FDMプリンターのノズル交換によって得られるメリットやデメリットを前回書きましたが、ノズルのオリフィス径を小さくすると一般的に造形精度が向上します。最も一般的なオリフィス径は0.4mmです。
標準の0.4mm径オリフィス
多くのプリンターで標準的に使われているノズルで、繊細な造形も、ラフな造形も無難にこなし、印刷時間もまあ、遅いとはいえ実用範囲に入る選択です。どんな素材を使っても、特にトラブルが起きない、きわめて妥当なオリフィス径と言えるでしょう。そのため、実は、FDMプリンターのホットエンドや、フィラメントの押し出し機構は0.4mmに最適化されて作られているといっても過言ではありません。
0.25mmや0.1mmの微細径オリフィスノズル
市場には微細ノズルも多く売られており、FDMでSLA並みのディテールを求めるプロトタイプを作るのであれば、レジンの扱いを必要としない微細ノズルもありだと考える人も多いと思います。特に小さなギアなど微細でありながら機械的な強度が必要な際に便利です。

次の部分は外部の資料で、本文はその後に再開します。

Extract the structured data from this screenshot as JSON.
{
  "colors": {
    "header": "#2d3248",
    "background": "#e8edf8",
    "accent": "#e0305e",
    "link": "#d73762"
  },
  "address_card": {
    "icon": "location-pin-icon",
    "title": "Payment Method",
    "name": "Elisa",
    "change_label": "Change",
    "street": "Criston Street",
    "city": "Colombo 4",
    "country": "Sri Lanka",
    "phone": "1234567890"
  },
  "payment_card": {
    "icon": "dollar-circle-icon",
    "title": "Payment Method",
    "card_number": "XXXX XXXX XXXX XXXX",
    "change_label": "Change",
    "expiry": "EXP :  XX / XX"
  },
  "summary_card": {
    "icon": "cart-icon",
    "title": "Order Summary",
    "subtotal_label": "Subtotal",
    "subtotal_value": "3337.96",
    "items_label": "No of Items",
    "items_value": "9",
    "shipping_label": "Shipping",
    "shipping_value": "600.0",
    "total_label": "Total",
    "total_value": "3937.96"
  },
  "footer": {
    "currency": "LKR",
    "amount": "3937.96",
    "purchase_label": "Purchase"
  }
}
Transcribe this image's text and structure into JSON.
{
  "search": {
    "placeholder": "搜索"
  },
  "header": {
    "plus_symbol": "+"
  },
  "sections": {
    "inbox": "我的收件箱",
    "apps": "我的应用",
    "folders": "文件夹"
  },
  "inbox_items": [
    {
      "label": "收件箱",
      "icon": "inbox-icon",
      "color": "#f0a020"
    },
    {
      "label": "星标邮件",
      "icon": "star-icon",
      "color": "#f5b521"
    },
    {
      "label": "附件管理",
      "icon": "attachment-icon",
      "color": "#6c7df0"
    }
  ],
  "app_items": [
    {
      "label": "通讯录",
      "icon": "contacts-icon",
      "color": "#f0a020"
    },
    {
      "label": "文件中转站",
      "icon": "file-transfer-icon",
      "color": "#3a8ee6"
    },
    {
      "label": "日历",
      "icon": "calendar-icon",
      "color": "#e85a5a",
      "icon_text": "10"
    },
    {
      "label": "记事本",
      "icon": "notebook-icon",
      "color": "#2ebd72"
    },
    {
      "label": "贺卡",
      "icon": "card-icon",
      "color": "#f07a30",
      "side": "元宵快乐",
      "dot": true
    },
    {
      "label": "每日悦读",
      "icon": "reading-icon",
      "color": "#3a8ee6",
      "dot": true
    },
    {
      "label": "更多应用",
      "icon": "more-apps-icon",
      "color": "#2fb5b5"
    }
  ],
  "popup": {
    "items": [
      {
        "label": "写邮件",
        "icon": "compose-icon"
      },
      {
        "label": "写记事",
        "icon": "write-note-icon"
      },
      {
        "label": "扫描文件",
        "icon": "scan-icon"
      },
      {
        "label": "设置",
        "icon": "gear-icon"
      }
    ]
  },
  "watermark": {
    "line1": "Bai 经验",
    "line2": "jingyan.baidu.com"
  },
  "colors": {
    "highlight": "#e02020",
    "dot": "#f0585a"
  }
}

しかし、実は、この微細オリフィスノズルを使うにはノズル変更だけでは期待に添わない結果になります。
その理由は、先に述べたように多くのFDM機は0.4mmオリフィス径に最適化されているからです。
フローレートとは
フローレートとは1秒に何立方㎣の溶解したフィラメントを吐出できるかということで
flowrate㎣/S=スピードmm/s×ノズルのオリフィス径mm×レイアーハイトmm
という式で表すことができます。大抵の場合.0.4mmオリフィスでレイアーハイトが0.15mmだと15-20㎣/Sが実用限度となります。それ以上フローレートを上げても、フィラメントの溶解が追い付かず、ノズルからの吐出に息継ぎが生じるようになってきて、いくら強力な押し出し機を用いてもフローレートが上がりません。微細ノズルともなると些細な原因でノズルが詰まってしまう場合もあるほか、0.4mm径ノズルと同じ設定で造形すると、著しく高いフローレートを設定している状態になり、ノズル詰りに無駄な時間を割くことになります。
微細オリフィスノズルはとにかくスピードを落とせ。
0.4mmノズルで最も実用的なフローレートは15から20㎣/Sです。
0.4mm径ノズルでレイアーハイトが0.15の状態でフローレート15㎣/Sを達成するには、
送りスピードは、4.17mm/s Gcodeで設定する場合は250mm/mとなります。
それに対し、0.1mmの微細ノズルを使用した場合、フローレート15㎣/Sを実現するには、上記の式に当てはめると、レイアーハイトを0.05と設定した場合、送りスピードは
0.075mm/s、Gcodeで設定する場合は45mm/mとなります。0.4㎜径に比べ送りスピードをかなり低くする必要があることが解ります。
この様に、0.4mmオリフィス径で最適化されている多くのFDM機では素材の送りスピードをとにかく落として、0.4mmオリフィス用に設計されたホットエンド、押し出し機をノズルのオリフィス径に合わせて調整する必要があるのです。